One simple observation is that using agentic AI coding tools is not a multiplayer game currently. It's all one on one. I think this is a problem because a lot of development work actually involves multiple people. And to be effective as a team you need a shared context. If your agent has a different context than mine, we're not working together effectively. Having meetings to work around this is not a great solution. I call them synchronization bottle necks. Because that's what a meeting is. We drop all work to gather in a meeting where we share information and take decisions. And then once we are synced up, we continue work. OSS development happens mostly asynchronous tools. There are no meetings typically and hence less bottlenecks.

But in large organizations, all decision making bogs down on communication overhead. Miscommunication and misaligned people become problematic. The bigger the team the worse it gets. It's an exponential. You end up spending most of your time in meetings where you are collectively blocking each other from getting stuff done. It's why startups are so effective when they are small and agile. With AI we can move at that speed as individuals. But not if we are spending most of our time in meetings trying to brief everyone on all the amazing stuff that happened when you were talking 1 on 1 to your agent. It's a lot of context to dump in a meeting; it obviously does not scale.

The path to a solution might be very simple: why not have agents show up in team chat tools: make this properly multiplayer. Or, better, make the agentic coding tools proper team chat tools. Now we have shared context.

And then maybe rethink the whole process while we're at it. The whole business of having standup meetings is a good example. Or planning meetings.
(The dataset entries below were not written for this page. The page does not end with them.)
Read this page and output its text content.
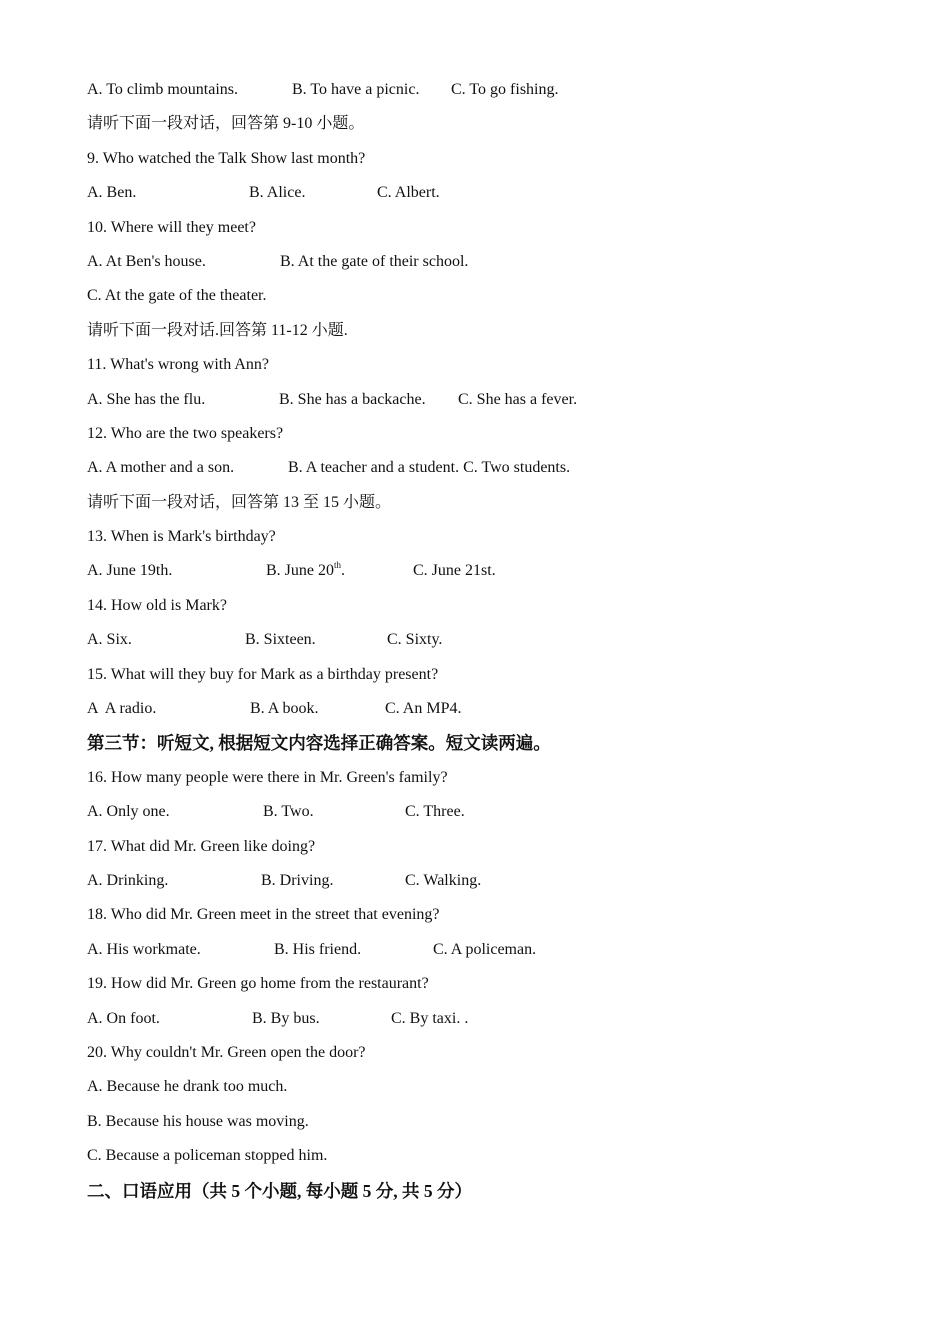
A. To climb mountains.	B. To have a picnic. C. To go fishing.
请听下面一段对话，回答第 9-10 小题。
9. Who watched the Talk Show last month?
A. Ben.	B. Alice.	C. Albert.
10. Where will they meet?
A. At Ben's house.	B. At the gate of their school.
C. At the gate of the theater.
请听下面一段对话.回答第 11-12 小题.
11. What's wrong with Ann?
A. She has the flu.	B. She has a backache. C. She has a fever.
12. Who are the two speakers?
A. A mother and a son.	B. A teacher and a student. C. Two students.
请听下面一段对话，回答第 13 至 15 小题。
13. When is Mark's birthday?
A. June 19th.	B. June 20th.	C. June 21st.
14. How old is Mark?
A. Six.	B. Sixteen.	C. Sixty.
15. What will they buy for Mark as a birthday present?
A  A radio.	B. A book.	C. An MP4.
第三节：听短文, 根据短文内容选择正确答案。短文读两遍。
16. How many people were there in Mr. Green's family?
A. Only one.	B. Two.	C. Three.
17. What did Mr. Green like doing?
A. Drinking.	B. Driving.	C. Walking.
18. Who did Mr. Green meet in the street that evening?
A. His workmate.	B. His friend.	C. A policeman.
19. How did Mr. Green go home from the restaurant?
A. On foot.	B. By bus.	C. By taxi. .
20. Why couldn't Mr. Green open the door?
A. Because he drank too much.
B. Because his house was moving.
C. Because a policeman stopped him.
二、口语应用（共 5 个小题, 每小题 5 分, 共 5 分）
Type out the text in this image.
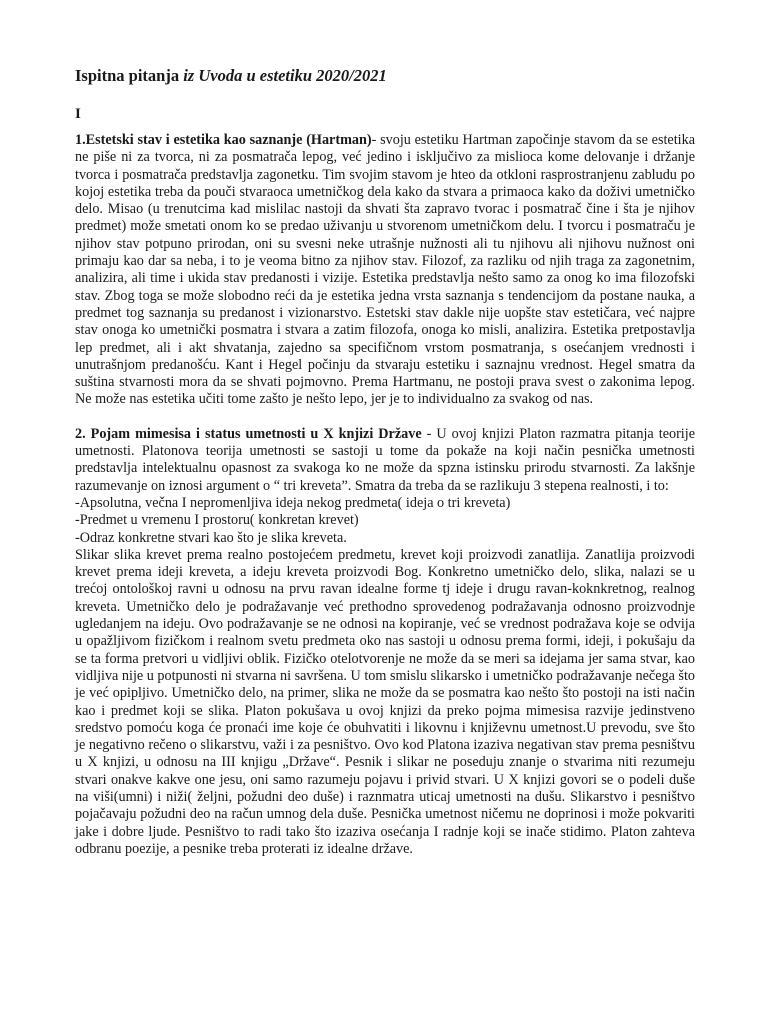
Ispitna pitanja iz Uvoda u estetiku 2020/2021
I

1.Estetski stav i estetika kao saznanje (Hartman)- svoju estetiku Hartman započinje stavom da se estetika ne piše ni za tvorca, ni za posmatrača lepog, već jedino i isključivo za mislioca kome delovanje i držanje tvorca i posmatrača predstavlja zagonetku. Tim svojim stavom je hteo da otkloni rasprostranjenu zabludu po kojoj estetika treba da pouči stvaraoca umetničkog dela kako da stvara a primaoca kako da doživi umetničko delo. Misao (u trenutcima kad mislilac nastoji da shvati šta zapravo tvorac i posmatrač čine i šta je njihov predmet) može smetati onom ko se predao uživanju u stvorenom umetničkom delu. I tvorcu i posmatraču je njihov stav potpuno prirodan, oni su svesni neke utrašnje nužnosti ali tu njihovu ali njihovu nužnost oni primaju kao dar sa neba, i to je veoma bitno za njihov stav. Filozof, za razliku od njih traga za zagonetnim, analizira, ali time i ukida stav predanosti i vizije. Estetika predstavlja nešto samo za onog ko ima filozofski stav. Zbog toga se može slobodno reći da je estetika jedna vrsta saznanja s tendencijom da postane nauka, a predmet tog saznanja su predanost i vizionarstvo. Estetski stav dakle nije uopšte stav estetičara, već najpre stav onoga ko umetnički posmatra i stvara a zatim filozofa, onoga ko misli, analizira. Estetika pretpostavlja lep predmet, ali i akt shvatanja, zajedno sa specifičnom vrstom posmatranja, s osećanjem vrednosti i unutrašnjom predanošću. Kant i Hegel počinju da stvaraju estetiku i saznajnu vrednost. Hegel smatra da suština stvarnosti mora da se shvati pojmovno. Prema Hartmanu, ne postoji prava svest o zakonima lepog. Ne može nas estetika učiti tome zašto je nešto lepo, jer je to individualno za svakog od nas.

2. Pojam mimesisa i status umetnosti u X knjizi Države - U ovoj knjizi Platon razmatra pitanja teorije umetnosti. Platonova teorija umetnosti se sastoji u tome da pokaže na koji način pesnička umetnosti predstavlja intelektualnu opasnost za svakoga ko ne može da spzna istinsku prirodu stvarnosti. Za lakšnje razumevanje on iznosi argument o “ tri kreveta”. Smatra da treba da se razlikuju 3 stepena realnosti, i to:

-Apsolutna, večna I nepromenljiva ideja nekog predmeta( ideja o tri kreveta)

-Predmet u vremenu I prostoru( konkretan krevet)

-Odraz konkretne stvari kao što je slika kreveta.

Slikar slika krevet prema realno postojećem predmetu, krevet koji proizvodi zanatlija. Zanatlija proizvodi krevet prema ideji kreveta, a ideju kreveta proizvodi Bog. Konkretno umetničko delo, slika, nalazi se u trećoj ontološkoj ravni u odnosu na prvu ravan idealne forme tj ideje i drugu ravan-koknkretnog, realnog kreveta. Umetničko delo je podražavanje već prethodno sprovedenog podražavanja odnosno proizvodnje ugledanjem na ideju. Ovo podražavanje se ne odnosi na kopiranje, već se vrednost podražava koje se odvija u opažljivom fizičkom i realnom svetu predmeta oko nas sastoji u odnosu prema formi, ideji, i pokušaju da se ta forma pretvori u vidljivi oblik. Fizičko otelotvorenje ne može da se meri sa idejama jer sama stvar, kao vidljiva nije u potpunosti ni stvarna ni savršena. U tom smislu slikarsko i umetničko podražavanje nečega što je već opipljivo. Umetničko delo, na primer, slika ne može da se posmatra kao nešto što postoji na isti način kao i predmet koji se slika. Platon pokušava u ovoj knjizi da preko pojma mimesisa razvije jedinstveno sredstvo pomoću koga će pronaći ime koje će obuhvatiti i likovnu i književnu umetnost.U prevodu, sve što je negativno rečeno o slikarstvu, važi i za pesništvo. Ovo kod Platona izaziva negativan stav prema pesništvu u X knjizi, u odnosu na III knjigu „Države“. Pesnik i slikar ne poseduju znanje o stvarima niti rezumeju stvari onakve kakve one jesu, oni samo razumeju pojavu i privid stvari. U X knjizi govori se o podeli duše na viši(umni) i niži( željni, požudni deo duše) i raznmatra uticaj umetnosti na dušu. Slikarstvo i pesništvo pojačavaju požudni deo na račun umnog dela duše. Pesnička umetnost ničemu ne doprinosi i može pokvariti jake i dobre ljude. Pesništvo to radi tako što izaziva osećanja I radnje koji se inače stidimo. Platon zahteva odbranu poezije, a pesnike treba proterati iz idealne države.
All of that is valuable context for LLMs. So, make sure they are there or at least have access to the transcripts. Use AIs to summarize, provide digests, track issues, update statuses, etc. They are really good at the detail work.

And you could do more radical things: instead of a scrum master, why not have a scrum agent? Why create issues manually? There's a lot of repetitive around issue and backlog management that POs still do manually.
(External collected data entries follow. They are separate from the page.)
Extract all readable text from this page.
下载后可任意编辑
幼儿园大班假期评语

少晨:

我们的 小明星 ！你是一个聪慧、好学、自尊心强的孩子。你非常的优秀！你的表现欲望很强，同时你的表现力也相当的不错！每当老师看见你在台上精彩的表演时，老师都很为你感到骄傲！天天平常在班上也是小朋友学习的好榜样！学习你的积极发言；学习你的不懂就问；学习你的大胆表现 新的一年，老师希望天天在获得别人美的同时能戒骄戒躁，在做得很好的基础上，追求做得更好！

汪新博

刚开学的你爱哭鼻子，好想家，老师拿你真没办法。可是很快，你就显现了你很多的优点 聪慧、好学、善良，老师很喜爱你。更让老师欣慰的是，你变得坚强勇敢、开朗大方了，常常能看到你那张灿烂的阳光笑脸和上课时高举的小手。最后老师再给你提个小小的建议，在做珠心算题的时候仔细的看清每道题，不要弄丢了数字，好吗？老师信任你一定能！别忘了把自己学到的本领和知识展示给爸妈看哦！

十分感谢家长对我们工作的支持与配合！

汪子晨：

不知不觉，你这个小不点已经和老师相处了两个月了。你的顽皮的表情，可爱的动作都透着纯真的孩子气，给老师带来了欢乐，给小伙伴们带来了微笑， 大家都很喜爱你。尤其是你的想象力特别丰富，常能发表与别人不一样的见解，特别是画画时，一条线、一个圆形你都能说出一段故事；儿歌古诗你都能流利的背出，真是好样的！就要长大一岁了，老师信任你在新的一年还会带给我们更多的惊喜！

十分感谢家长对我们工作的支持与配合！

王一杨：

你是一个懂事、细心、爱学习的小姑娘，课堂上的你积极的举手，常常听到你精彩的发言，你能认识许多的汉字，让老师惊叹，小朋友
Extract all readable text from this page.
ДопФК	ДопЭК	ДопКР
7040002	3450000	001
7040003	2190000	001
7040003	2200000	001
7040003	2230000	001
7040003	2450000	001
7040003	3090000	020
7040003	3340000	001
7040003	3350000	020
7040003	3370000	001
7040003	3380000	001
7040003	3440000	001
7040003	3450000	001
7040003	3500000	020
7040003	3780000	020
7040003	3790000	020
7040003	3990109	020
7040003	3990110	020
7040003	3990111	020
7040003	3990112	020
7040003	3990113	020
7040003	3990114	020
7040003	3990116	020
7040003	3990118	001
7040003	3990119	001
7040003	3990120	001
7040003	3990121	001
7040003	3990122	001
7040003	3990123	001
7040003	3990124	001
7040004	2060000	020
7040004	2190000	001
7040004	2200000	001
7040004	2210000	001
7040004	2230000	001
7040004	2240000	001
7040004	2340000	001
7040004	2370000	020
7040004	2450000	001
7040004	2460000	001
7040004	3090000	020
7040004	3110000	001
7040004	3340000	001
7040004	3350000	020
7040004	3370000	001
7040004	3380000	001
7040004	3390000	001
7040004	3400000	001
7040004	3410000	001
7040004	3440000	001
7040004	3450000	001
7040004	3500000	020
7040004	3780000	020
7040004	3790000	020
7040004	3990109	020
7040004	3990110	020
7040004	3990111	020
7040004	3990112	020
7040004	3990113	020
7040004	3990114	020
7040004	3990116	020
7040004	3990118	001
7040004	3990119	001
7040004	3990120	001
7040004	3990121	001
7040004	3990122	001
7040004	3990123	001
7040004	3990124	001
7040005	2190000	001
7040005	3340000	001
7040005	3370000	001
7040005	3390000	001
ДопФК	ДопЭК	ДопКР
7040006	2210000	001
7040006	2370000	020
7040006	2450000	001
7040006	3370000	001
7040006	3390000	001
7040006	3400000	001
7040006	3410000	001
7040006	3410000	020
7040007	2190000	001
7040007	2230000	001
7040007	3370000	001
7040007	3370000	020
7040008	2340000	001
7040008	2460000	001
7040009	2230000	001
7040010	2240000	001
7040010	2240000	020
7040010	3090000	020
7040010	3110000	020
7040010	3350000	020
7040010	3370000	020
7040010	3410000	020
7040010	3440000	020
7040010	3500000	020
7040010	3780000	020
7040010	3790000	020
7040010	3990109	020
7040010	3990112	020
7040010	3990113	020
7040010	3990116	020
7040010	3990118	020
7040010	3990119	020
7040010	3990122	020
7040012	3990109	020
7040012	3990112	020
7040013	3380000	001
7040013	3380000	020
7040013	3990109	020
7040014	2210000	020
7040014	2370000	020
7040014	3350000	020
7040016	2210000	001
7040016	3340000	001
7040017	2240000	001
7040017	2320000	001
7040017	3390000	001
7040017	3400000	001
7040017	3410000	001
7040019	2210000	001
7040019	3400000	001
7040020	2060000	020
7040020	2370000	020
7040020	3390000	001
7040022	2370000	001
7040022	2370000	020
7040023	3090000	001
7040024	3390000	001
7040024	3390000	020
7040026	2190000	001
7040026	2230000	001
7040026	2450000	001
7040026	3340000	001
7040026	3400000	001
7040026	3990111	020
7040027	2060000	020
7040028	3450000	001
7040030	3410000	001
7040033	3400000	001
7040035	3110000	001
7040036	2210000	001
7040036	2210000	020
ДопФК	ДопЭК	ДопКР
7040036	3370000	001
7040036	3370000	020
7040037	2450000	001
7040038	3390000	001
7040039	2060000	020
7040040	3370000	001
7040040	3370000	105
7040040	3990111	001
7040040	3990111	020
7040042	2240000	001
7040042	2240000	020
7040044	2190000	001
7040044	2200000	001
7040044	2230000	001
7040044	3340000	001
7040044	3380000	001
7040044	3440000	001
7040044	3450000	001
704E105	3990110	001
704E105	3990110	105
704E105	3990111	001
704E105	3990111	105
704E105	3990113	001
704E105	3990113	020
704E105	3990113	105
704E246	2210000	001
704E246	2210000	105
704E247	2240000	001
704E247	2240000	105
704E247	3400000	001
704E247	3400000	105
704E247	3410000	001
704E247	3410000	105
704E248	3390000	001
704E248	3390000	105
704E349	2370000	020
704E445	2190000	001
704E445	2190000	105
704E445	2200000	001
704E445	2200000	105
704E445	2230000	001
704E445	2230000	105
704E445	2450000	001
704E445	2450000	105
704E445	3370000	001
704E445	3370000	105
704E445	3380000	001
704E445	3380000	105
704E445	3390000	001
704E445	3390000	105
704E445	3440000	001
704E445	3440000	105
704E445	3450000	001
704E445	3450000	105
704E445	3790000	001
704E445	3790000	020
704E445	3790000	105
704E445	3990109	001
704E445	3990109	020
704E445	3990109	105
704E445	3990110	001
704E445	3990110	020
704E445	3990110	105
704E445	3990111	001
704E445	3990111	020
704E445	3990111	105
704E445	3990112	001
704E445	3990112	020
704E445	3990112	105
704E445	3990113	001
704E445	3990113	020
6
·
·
We haven't really scratched the surface of how AIs are going to change development. Some of this probably won't work. Or it will work completely differently. The point is we have yet to try most of this stuff and figure out better ways of working.

Different teams could already step on each others' toes before AI. If there is confusion over which team ought to develop something it might indicate an organizational problem. Crucially, if you ship something you must be willing to maintain it.
I don't think the author would dispute that. But the problem is the foot is bigger and the stepping is faster.